Acerca do assunto, lição de SÉRGIO CAVALIERI FILHO:

Em nosso entender, o art. 37, § 6°, da Constituição, não se refere apenas à atividade comissiva do Estado; pelo contrário, a ação a que alude engloba tanto a conduta comissiva como omissiva.

(...)

Merece, ainda, destaque o fato de ter o constituinte, afastando controvérsia que se travou na vigência do sistema constitucional anterior, estendido a responsabilidade objetiva às pessoas jurídicas de Direito Privado prestadoras de serviços públicos.” (Programa de Responsabilidade Civil, 11. ed. São Paulo: Atlas, 2014, pp. 297-301)

Nestes termos, precedente do Supremo Tribunal Federal:

EMENTA: AGRAVO REGIMENTAL EM RECURSO EXTRAORDINÁRIO COM AGRAVO. RESPONSABILIDADE OBJETIVA DE CONCESSIONÁRIA DO SERVIÇO PÚBLICO. NEXO CAUSAL RECONHECIDO PELO TRIBUNAL DE ORIGEM. INDENIZAÇÃO POR DANOS MORAIS E MATERIAIS. NECESSIDADE DE NOVA ANÁLISE DOS FATOS E DO MATERIAL PROBATÓRIO. SÚMULA 279/STF. A jurisprudência do Supremo Tribunal Federal se orienta no sentido de que as pessoas jurídicas de direito privado, prestadoras de serviço público, respondem objetivamente pelos prejuízos que causarem a terceiros. Precedentes. (...). Agravo regimental a que se nega provimento.

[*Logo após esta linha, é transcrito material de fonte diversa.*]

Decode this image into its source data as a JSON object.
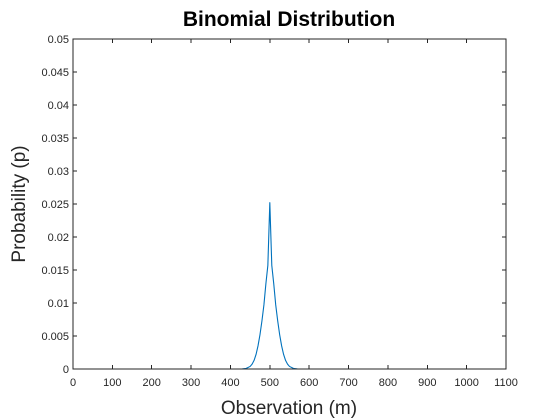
{
  "chart_data": {
    "type": "line",
    "title": "Binomial Distribution",
    "xlabel": "Observation (m)",
    "ylabel": "Probability (p)",
    "xlim": [
      0,
      1100
    ],
    "ylim": [
      0,
      0.05
    ],
    "xticks": [
      0,
      100,
      200,
      300,
      400,
      500,
      600,
      700,
      800,
      900,
      1000,
      1100
    ],
    "xtick_labels": [
      "0",
      "100",
      "200",
      "300",
      "400",
      "500",
      "600",
      "700",
      "800",
      "900",
      "1000",
      "1100"
    ],
    "yticks": [
      0,
      0.005,
      0.01,
      0.015,
      0.02,
      0.025,
      0.03,
      0.035,
      0.04,
      0.045,
      0.05
    ],
    "ytick_labels": [
      "0",
      "0.005",
      "0.01",
      "0.015",
      "0.02",
      "0.025",
      "0.03",
      "0.035",
      "0.04",
      "0.045",
      "0.05"
    ],
    "grid": false,
    "box": true,
    "line_color": "#0072BD",
    "series": [
      {
        "x": [
          0,
          100,
          200,
          300,
          400,
          430,
          440,
          450,
          455,
          460,
          465,
          470,
          475,
          480,
          485,
          490,
          495,
          500,
          505,
          510,
          515,
          520,
          525,
          530,
          535,
          540,
          545,
          550,
          560,
          570,
          600,
          700,
          800,
          900,
          1000
        ],
        "y": [
          0,
          0,
          0,
          0,
          0,
          2e-05,
          9e-05,
          0.00039,
          0.00074,
          0.0013,
          0.0022,
          0.0035,
          0.0052,
          0.0073,
          0.0097,
          0.0129,
          0.0157,
          0.0252,
          0.0157,
          0.0129,
          0.0097,
          0.0073,
          0.0052,
          0.0035,
          0.0022,
          0.0013,
          0.00074,
          0.00039,
          9e-05,
          2e-05,
          0,
          0,
          0,
          0,
          0
        ]
      }
    ]
  }
}
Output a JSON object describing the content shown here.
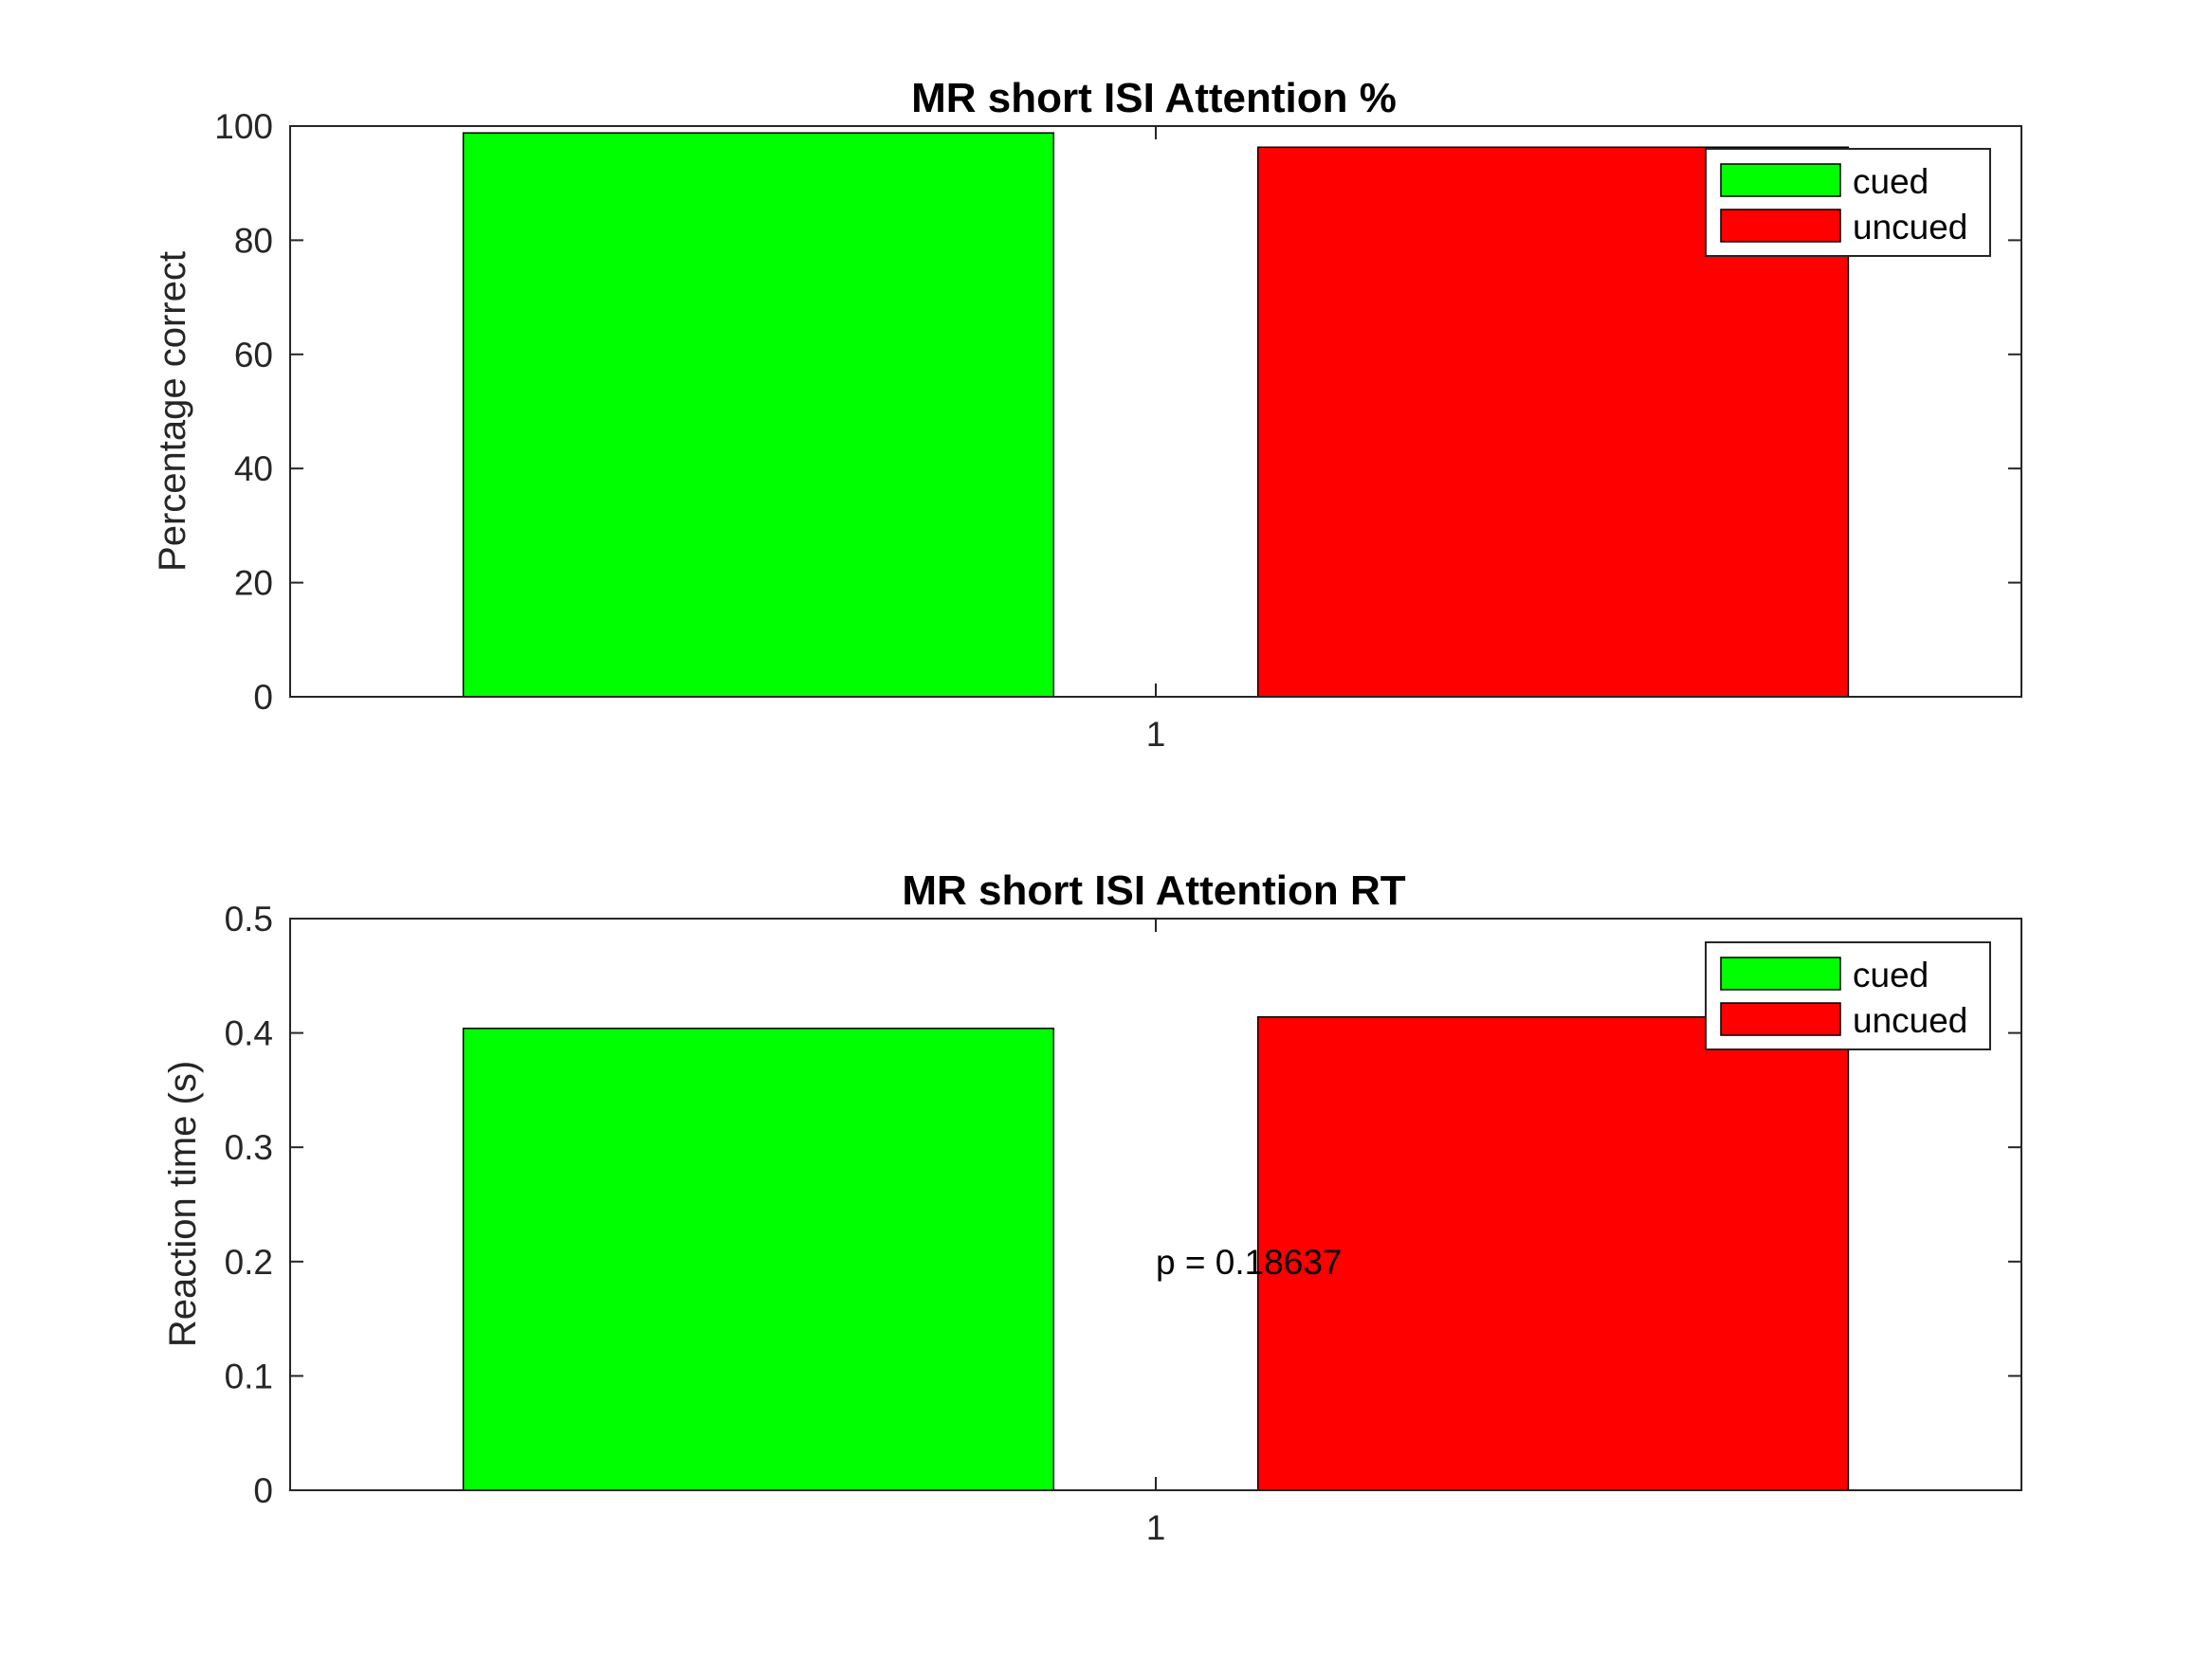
{
  "chart_data": [
    {
      "type": "bar",
      "title": "MR short ISI Attention %",
      "xlabel": "",
      "ylabel": "Percentage correct",
      "categories": [
        "1"
      ],
      "ylim": [
        0,
        100
      ],
      "yticks": [
        "0",
        "20",
        "40",
        "60",
        "80",
        "100"
      ],
      "series": [
        {
          "name": "cued",
          "values": [
            98.8
          ],
          "color": "#00ff00"
        },
        {
          "name": "uncued",
          "values": [
            96.3
          ],
          "color": "#ff0000"
        }
      ],
      "legend": "top-right",
      "grid": false,
      "annotations": []
    },
    {
      "type": "bar",
      "title": "MR short ISI Attention RT",
      "xlabel": "",
      "ylabel": "Reaction time (s)",
      "categories": [
        "1"
      ],
      "ylim": [
        0,
        0.5
      ],
      "yticks": [
        "0",
        "0.1",
        "0.2",
        "0.3",
        "0.4",
        "0.5"
      ],
      "series": [
        {
          "name": "cued",
          "values": [
            0.404
          ],
          "color": "#00ff00"
        },
        {
          "name": "uncued",
          "values": [
            0.414
          ],
          "color": "#ff0000"
        }
      ],
      "legend": "top-right",
      "grid": false,
      "annotations": [
        {
          "text": "p = 0.18637",
          "x": 1,
          "y": 0.2
        }
      ]
    }
  ]
}
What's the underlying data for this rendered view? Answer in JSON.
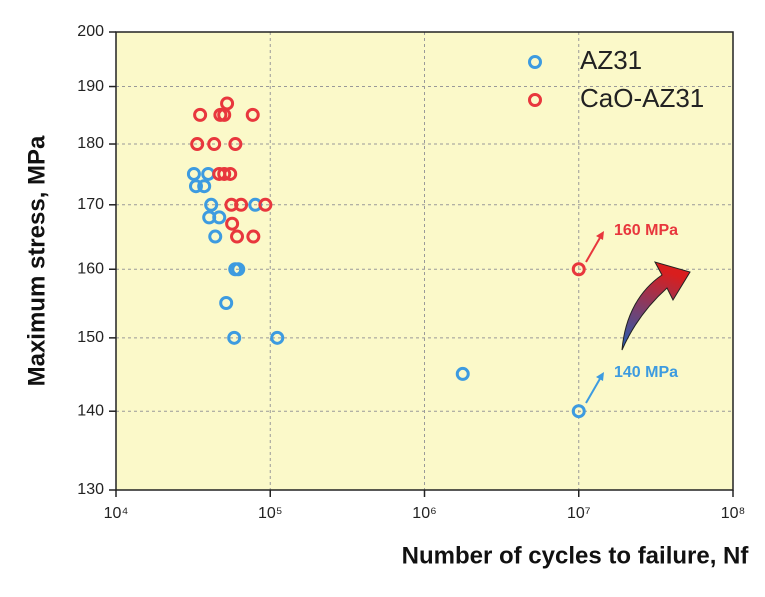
{
  "chart_data": {
    "type": "scatter",
    "x_label": "Number of cycles to failure, Nf",
    "y_label": "Maximum stress, MPa",
    "xscale": "log",
    "yscale": "log",
    "xlim": [
      10000,
      100000000
    ],
    "ylim": [
      130,
      200
    ],
    "xticks": [
      {
        "value": 10000,
        "label": "10⁴"
      },
      {
        "value": 100000,
        "label": "10⁵"
      },
      {
        "value": 1000000,
        "label": "10⁶"
      },
      {
        "value": 10000000,
        "label": "10⁷"
      },
      {
        "value": 100000000,
        "label": "10⁸"
      }
    ],
    "yticks": [
      130,
      140,
      150,
      160,
      170,
      180,
      190,
      200
    ],
    "grid": true,
    "background": "#fbf9c9",
    "legend": "upper right",
    "series": [
      {
        "name": "AZ31",
        "color": "#3d9be0",
        "x": [
          32000,
          33000,
          37300,
          39600,
          41400,
          40200,
          46700,
          44000,
          51800,
          59300,
          62000,
          58400,
          111000,
          80000,
          1770000,
          10000000
        ],
        "values": [
          175,
          173,
          173,
          175,
          170,
          168,
          168,
          165,
          155,
          160,
          160,
          150,
          150,
          170,
          145,
          140
        ]
      },
      {
        "name": "CaO-AZ31",
        "color": "#e8373d",
        "x": [
          35100,
          47500,
          50300,
          52500,
          77000,
          33600,
          43300,
          59400,
          46700,
          50300,
          55000,
          56000,
          64700,
          93000,
          56600,
          60900,
          77700,
          10000000
        ],
        "values": [
          185,
          185,
          185,
          187,
          185,
          180,
          180,
          180,
          175,
          175,
          175,
          170,
          170,
          170,
          167,
          165,
          165,
          160
        ]
      }
    ],
    "annotations": [
      {
        "text": "160 MPa",
        "color": "#e8373d"
      },
      {
        "text": "140 MPa",
        "color": "#3d9be0"
      }
    ]
  }
}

(ARE 793046 AgR, Relator(a): Min. ROBERTO BARROSO, Primeira Turma, julgado em 20/05/2014, PROCESSO ELETRÔNICO DJe-125 DIVULG 27-06-2014 PUBLIC 01-07-2014) – grifei.

Por outra, também aplicável à espécie o disposto no art. 14, caput, do Código de Defesa do Consumidor:

Art. 14. O fornecedor de serviços responde, independentemente da existência de culpa, pela reparação dos danos causados aos consumidores por defeitos relativos à prestação dos serviços, bem como por informações insuficientes ou inadequadas sobre sua fruição e riscos.

A respeito da matéria, valho-me do magistério de SÉRGIO CAVALIERI FILHO:

“Portanto, para quem se propõe fornecer produtos e serviços no mercado de consumo a lei impõe o dever de segurança; dever de fornecer produtos seguros, sob pena de responder, independentemente de culpa (objetivamente) pelo danos que causar ao consumidor.

(...)

A responsabilidade por fato de serviço vem disciplinada no art. 14 do Código, nos mesmos moldes da responsabilidade pelo fato do produto: ‘O fornecedor de serviços responde, independentemente da existência de culpa, pela reparação dos danos causados aos consumidores por defeitos relativos à prestação dos serviços, bem como por informações insuficientes ou inadequadas sobre sua fruição e riscos.’. Também aqui teremos acidentes de consumo, acontecimentos externos que causem dano material ou moral ao consumidor, só que decorrentes de defeitos do serviço, aos quais serão aplicáveis, com o devido ajuste, os mesmos princípios emergentes do art. 12, pelo que dispensam maiores considerações.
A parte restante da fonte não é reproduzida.